What you have seen here is raw research. Not a trading system. A complete system requires position sizing, stop methodology, how to handle multiple signals on the same day, portfolio heat management, and whether 5 days is actually the right hold or just a reasonable starting point. None of that is resolved here.
What is resolved is a specific question about entry timing that most traders have never tested with clean methodology. In a bullish aligned Nasdaq 100 stock, buying weakness on a down day outperforms waiting for confirmation on an up day in 17 of 18 RSI zones tested. Across 25 years of data. With a methodology designed specifically to make the comparison fair.
The edge is not dramatic on any single trade. But staying consistently on the correct side of a structural finding like this across hundreds or thousands of trades over time adds up. That is how systematic trading works.
Would you rather know this than not? After 25 years of doing this kind of work I have never once wished I knew less.
If you want to see what this kind of research looks like when it has been developed into a complete tradeable system, that work is at tradingtimemachine.com.
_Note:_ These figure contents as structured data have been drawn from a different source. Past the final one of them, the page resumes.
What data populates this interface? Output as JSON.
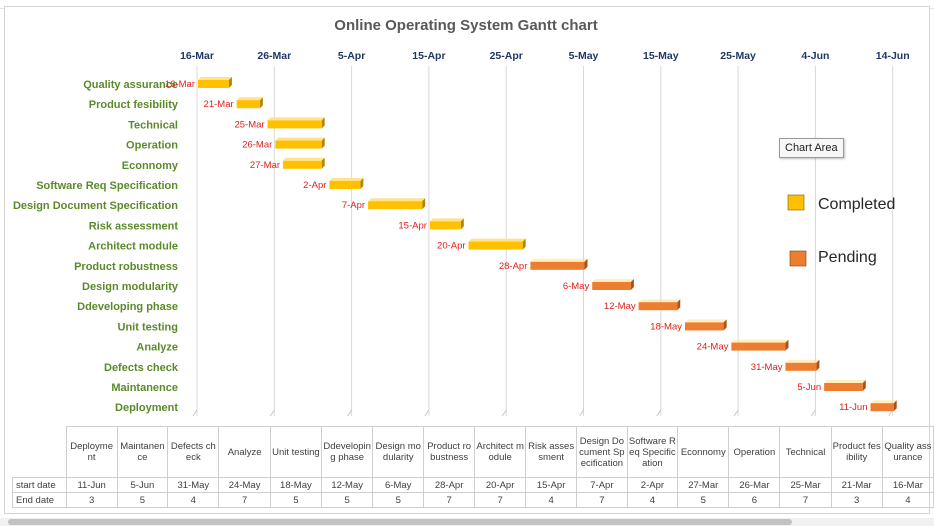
{
  "chart_data": {
    "type": "gantt",
    "title": "Online Operating System Gantt chart",
    "date_axis_labels": [
      "16-Mar",
      "26-Mar",
      "5-Apr",
      "15-Apr",
      "25-Apr",
      "5-May",
      "15-May",
      "25-May",
      "4-Jun",
      "14-Jun"
    ],
    "axis_range_days": [
      "16-Mar",
      "17-Jun"
    ],
    "tasks": [
      {
        "name": "Quality assurance",
        "start": "16-Mar",
        "duration": 4,
        "status": "Completed",
        "start_day": 0
      },
      {
        "name": "Product fesibility",
        "start": "21-Mar",
        "duration": 3,
        "status": "Completed",
        "start_day": 5
      },
      {
        "name": "Technical",
        "start": "25-Mar",
        "duration": 7,
        "status": "Completed",
        "start_day": 9
      },
      {
        "name": "Operation",
        "start": "26-Mar",
        "duration": 6,
        "status": "Completed",
        "start_day": 10
      },
      {
        "name": "Econnomy",
        "start": "27-Mar",
        "duration": 5,
        "status": "Completed",
        "start_day": 11
      },
      {
        "name": "Software Req Specification",
        "start": "2-Apr",
        "duration": 4,
        "status": "Completed",
        "start_day": 17
      },
      {
        "name": "Design Document Specification",
        "start": "7-Apr",
        "duration": 7,
        "status": "Completed",
        "start_day": 22
      },
      {
        "name": "Risk assessment",
        "start": "15-Apr",
        "duration": 4,
        "status": "Completed",
        "start_day": 30
      },
      {
        "name": "Architect module",
        "start": "20-Apr",
        "duration": 7,
        "status": "Completed",
        "start_day": 35
      },
      {
        "name": "Product robustness",
        "start": "28-Apr",
        "duration": 7,
        "status": "Pending",
        "start_day": 43
      },
      {
        "name": "Design modularity",
        "start": "6-May",
        "duration": 5,
        "status": "Pending",
        "start_day": 51
      },
      {
        "name": "Ddeveloping phase",
        "start": "12-May",
        "duration": 5,
        "status": "Pending",
        "start_day": 57
      },
      {
        "name": "Unit testing",
        "start": "18-May",
        "duration": 5,
        "status": "Pending",
        "start_day": 63
      },
      {
        "name": "Analyze",
        "start": "24-May",
        "duration": 7,
        "status": "Pending",
        "start_day": 69
      },
      {
        "name": "Defects check",
        "start": "31-May",
        "duration": 4,
        "status": "Pending",
        "start_day": 76
      },
      {
        "name": "Maintanence",
        "start": "5-Jun",
        "duration": 5,
        "status": "Pending",
        "start_day": 81
      },
      {
        "name": "Deployment",
        "start": "11-Jun",
        "duration": 3,
        "status": "Pending",
        "start_day": 87
      }
    ],
    "legend": [
      {
        "label": "Completed",
        "color": "#ffc000"
      },
      {
        "label": "Pending",
        "color": "#ed7d31"
      }
    ],
    "legend_position": "right"
  },
  "tooltip": "Chart Area",
  "table": {
    "columns": [
      "Deployment",
      "Maintanence",
      "Defects check",
      "Analyze",
      "Unit testing",
      "Ddeveloping phase",
      "Design modularity",
      "Product robustness",
      "Architect module",
      "Risk assessment",
      "Design Document Specification",
      "Software Req Specification",
      "Econnomy",
      "Operation",
      "Technical",
      "Product fesibility",
      "Quality assurance"
    ],
    "row_labels": [
      "start date",
      "End date"
    ],
    "start_dates": [
      "11-Jun",
      "5-Jun",
      "31-May",
      "24-May",
      "18-May",
      "12-May",
      "6-May",
      "28-Apr",
      "20-Apr",
      "15-Apr",
      "7-Apr",
      "2-Apr",
      "27-Mar",
      "26-Mar",
      "25-Mar",
      "21-Mar",
      "16-Mar"
    ],
    "end_dates": [
      "3",
      "5",
      "4",
      "7",
      "5",
      "5",
      "5",
      "7",
      "7",
      "4",
      "7",
      "4",
      "5",
      "6",
      "7",
      "3",
      "4"
    ]
  }
}
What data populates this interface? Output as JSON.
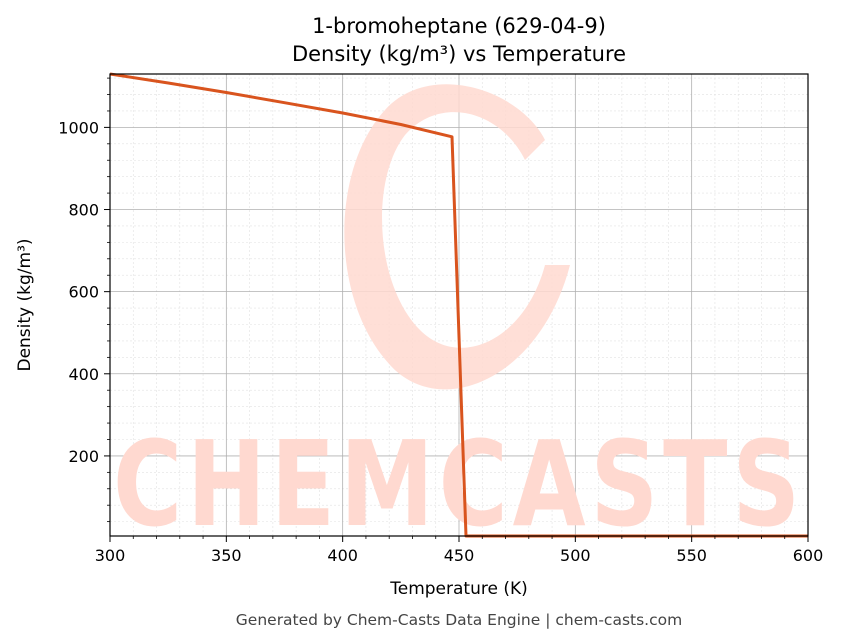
{
  "chart_data": {
    "type": "line",
    "title": "1-bromoheptane (629-04-9)",
    "subtitle": "Density (kg/m³) vs Temperature",
    "xlabel": "Temperature (K)",
    "ylabel": "Density (kg/m³)",
    "xlim": [
      300,
      600
    ],
    "ylim": [
      5,
      1130
    ],
    "xticks": [
      300,
      350,
      400,
      450,
      500,
      550,
      600
    ],
    "yticks": [
      200,
      400,
      600,
      800,
      1000
    ],
    "grid": true,
    "series": [
      {
        "color": "#d9541e",
        "x": [
          300,
          325,
          350,
          375,
          400,
          425,
          447,
          453,
          600
        ],
        "y": [
          1130,
          1108,
          1085,
          1060,
          1035,
          1007,
          977,
          5,
          5
        ]
      }
    ]
  },
  "watermark": {
    "text": "CHEMCASTS",
    "color": "#ffd9d0"
  },
  "footer": "Generated by Chem-Casts Data Engine | chem-casts.com"
}
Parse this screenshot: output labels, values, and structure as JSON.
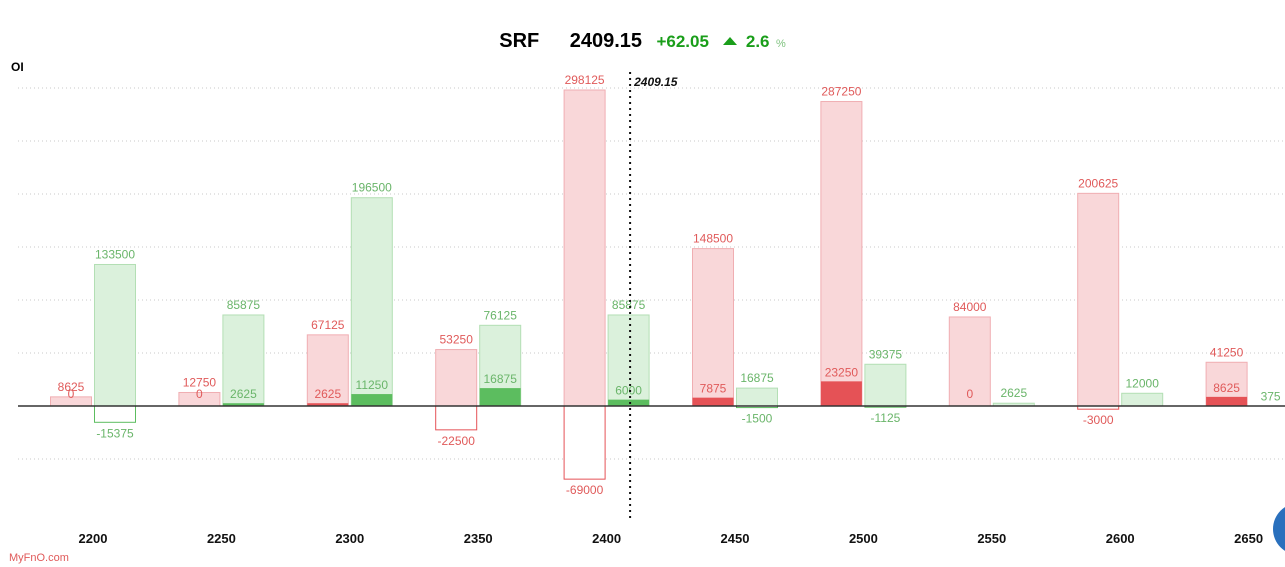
{
  "header": {
    "symbol": "SRF",
    "price": "2409.15",
    "change": "+62.05",
    "change_pct": "2.6",
    "pct_sign": "%",
    "trend_icon": "triangle-up-icon"
  },
  "watermark": "MyFnO.com",
  "colors": {
    "call_oi": "#f9d7d9",
    "call_oi_stroke": "#f0aeb2",
    "call_chg": "#e55256",
    "call_text": "#e05a5a",
    "put_oi": "#dbf1dc",
    "put_oi_stroke": "#b3dfb4",
    "put_chg": "#5cbd5f",
    "put_text": "#6ab56a",
    "positive_change": "#1a9e1a"
  },
  "chart_data": {
    "type": "bar",
    "ylabel": "OI",
    "xlabel": "",
    "categories": [
      "2200",
      "2250",
      "2300",
      "2350",
      "2400",
      "2450",
      "2500",
      "2550",
      "2600",
      "2650"
    ],
    "series": [
      {
        "values": [
          8625,
          12750,
          67125,
          53250,
          298125,
          148500,
          287250,
          84000,
          200625,
          41250
        ]
      },
      {
        "values": [
          0,
          0,
          2625,
          -22500,
          -69000,
          7875,
          23250,
          0,
          -3000,
          8625
        ]
      },
      {
        "values": [
          133500,
          85875,
          196500,
          76125,
          85875,
          16875,
          39375,
          2625,
          12000,
          null
        ]
      },
      {
        "values": [
          -15375,
          2625,
          11250,
          16875,
          6000,
          -1500,
          -1125,
          null,
          null,
          375
        ]
      }
    ],
    "ylim": [
      -107000,
      336000
    ],
    "grid": true,
    "spot_marker": {
      "value": 2409.15,
      "label": "2409.15"
    }
  }
}
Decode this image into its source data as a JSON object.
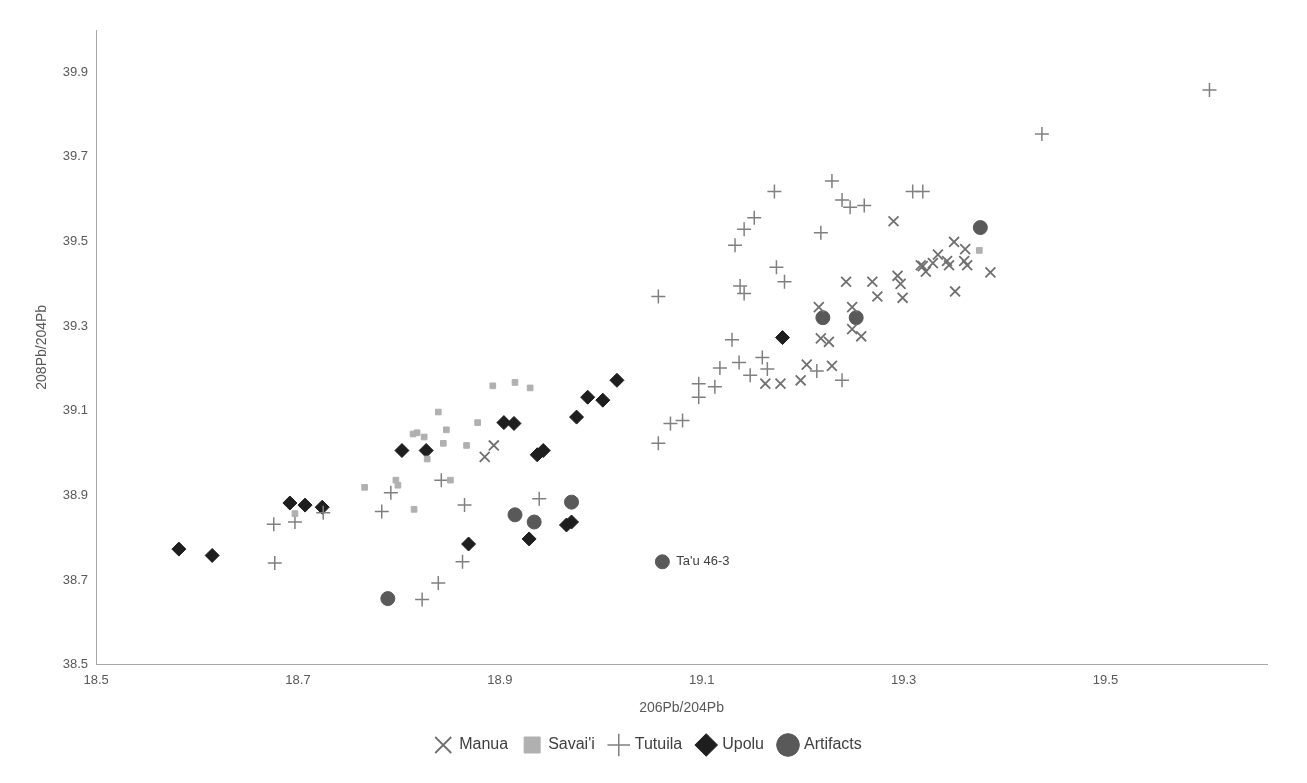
{
  "chart_data": {
    "type": "scatter",
    "xlabel": "206Pb/204Pb",
    "ylabel": "208Pb/204Pb",
    "xlim": [
      18.5,
      19.66
    ],
    "xticks": [
      18.5,
      18.7,
      18.9,
      19.1,
      19.3,
      19.5
    ],
    "ylim": [
      38.5,
      40.0
    ],
    "yticks": [
      38.5,
      38.7,
      38.9,
      39.1,
      39.3,
      39.5,
      39.7,
      39.9
    ],
    "grid": false,
    "legend": "bottom",
    "annotations": [
      {
        "text": "Ta'u 46-3",
        "x": 19.061,
        "y": 38.743
      }
    ],
    "series": [
      {
        "name": "Manua",
        "color": "#707070",
        "marker": "x",
        "x": [
          18.885,
          18.894,
          19.163,
          19.178,
          19.198,
          19.204,
          19.229,
          19.216,
          19.249,
          19.218,
          19.226,
          19.249,
          19.258,
          19.243,
          19.269,
          19.274,
          19.294,
          19.297,
          19.299,
          19.29,
          19.319,
          19.329,
          19.334,
          19.35,
          19.361,
          19.345,
          19.343,
          19.36,
          19.363,
          19.351,
          19.386,
          19.317,
          19.322
        ],
        "values": [
          38.991,
          39.018,
          39.164,
          39.164,
          39.172,
          39.209,
          39.206,
          39.345,
          39.345,
          39.271,
          39.263,
          39.293,
          39.276,
          39.405,
          39.405,
          39.37,
          39.419,
          39.4,
          39.367,
          39.548,
          39.442,
          39.449,
          39.469,
          39.499,
          39.482,
          39.444,
          39.454,
          39.454,
          39.444,
          39.382,
          39.427,
          39.444,
          39.429
        ]
      },
      {
        "name": "Savai'i",
        "color": "#b0b0b0",
        "marker": "square",
        "x": [
          18.839,
          18.847,
          18.818,
          18.825,
          18.814,
          18.844,
          18.828,
          18.797,
          18.799,
          18.766,
          18.815,
          18.851,
          18.697,
          18.893,
          18.915,
          18.93,
          18.878,
          18.867,
          19.375
        ],
        "values": [
          39.097,
          39.055,
          39.048,
          39.038,
          39.045,
          39.023,
          38.986,
          38.936,
          38.924,
          38.919,
          38.867,
          38.936,
          38.857,
          39.159,
          39.167,
          39.154,
          39.072,
          39.018,
          39.479
        ]
      },
      {
        "name": "Tutuila",
        "color": "#808080",
        "marker": "cross",
        "x": [
          18.676,
          18.697,
          18.677,
          18.783,
          18.792,
          18.842,
          18.823,
          18.839,
          18.865,
          18.939,
          18.863,
          19.057,
          19.069,
          19.081,
          19.097,
          19.097,
          19.113,
          19.118,
          19.137,
          19.148,
          19.16,
          19.165,
          19.214,
          19.239,
          19.13,
          19.057,
          19.133,
          19.142,
          19.152,
          19.172,
          19.138,
          19.142,
          19.174,
          19.182,
          19.218,
          19.229,
          19.239,
          19.247,
          19.261,
          19.309,
          19.319,
          19.437,
          19.603,
          18.725
        ],
        "values": [
          38.832,
          38.837,
          38.74,
          38.862,
          38.906,
          38.936,
          38.654,
          38.693,
          38.877,
          38.892,
          38.743,
          39.023,
          39.07,
          39.077,
          39.132,
          39.164,
          39.157,
          39.201,
          39.214,
          39.184,
          39.226,
          39.199,
          39.194,
          39.172,
          39.268,
          39.37,
          39.491,
          39.529,
          39.556,
          39.618,
          39.395,
          39.377,
          39.439,
          39.405,
          39.521,
          39.643,
          39.598,
          39.581,
          39.585,
          39.618,
          39.618,
          39.754,
          39.858,
          38.859
        ]
      },
      {
        "name": "Upolu",
        "color": "#1e1e1e",
        "marker": "diamond",
        "x": [
          18.582,
          18.615,
          18.692,
          18.707,
          18.724,
          18.803,
          18.827,
          18.869,
          18.904,
          18.914,
          18.937,
          18.943,
          18.976,
          18.987,
          19.002,
          19.016,
          18.929,
          18.966,
          18.971,
          19.18
        ],
        "values": [
          38.773,
          38.758,
          38.882,
          38.877,
          38.872,
          39.006,
          39.006,
          38.785,
          39.072,
          39.07,
          38.996,
          39.006,
          39.085,
          39.132,
          39.125,
          39.172,
          38.797,
          38.83,
          38.837,
          39.273
        ]
      },
      {
        "name": "Artifacts",
        "color": "#595959",
        "marker": "circle",
        "x": [
          18.789,
          18.915,
          18.934,
          18.971,
          19.061,
          19.22,
          19.253,
          19.376
        ],
        "values": [
          38.656,
          38.854,
          38.837,
          38.884,
          38.743,
          39.32,
          39.32,
          39.533
        ]
      }
    ]
  }
}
Next up: the same test with a partial bullish alignment. The 20 has crossed under the 50 but the 50 is still above the 200. Does the edge survive when conditions start to deteriorate? The data will tell us.
Have a Great Night!
Dave Johnson
P.S. A quick note for those who follow along regularly. The pace of publishing has been slower than usual lately. We are in the middle of selling the house and preparing for a move to Italy. The house has a buyer and things are moving in the right direction. If all goes well I should have feet on the ground in Italy by early July. Looking forward to getting back to a more regular publishing schedule once the dust settles. Appreciate the patience.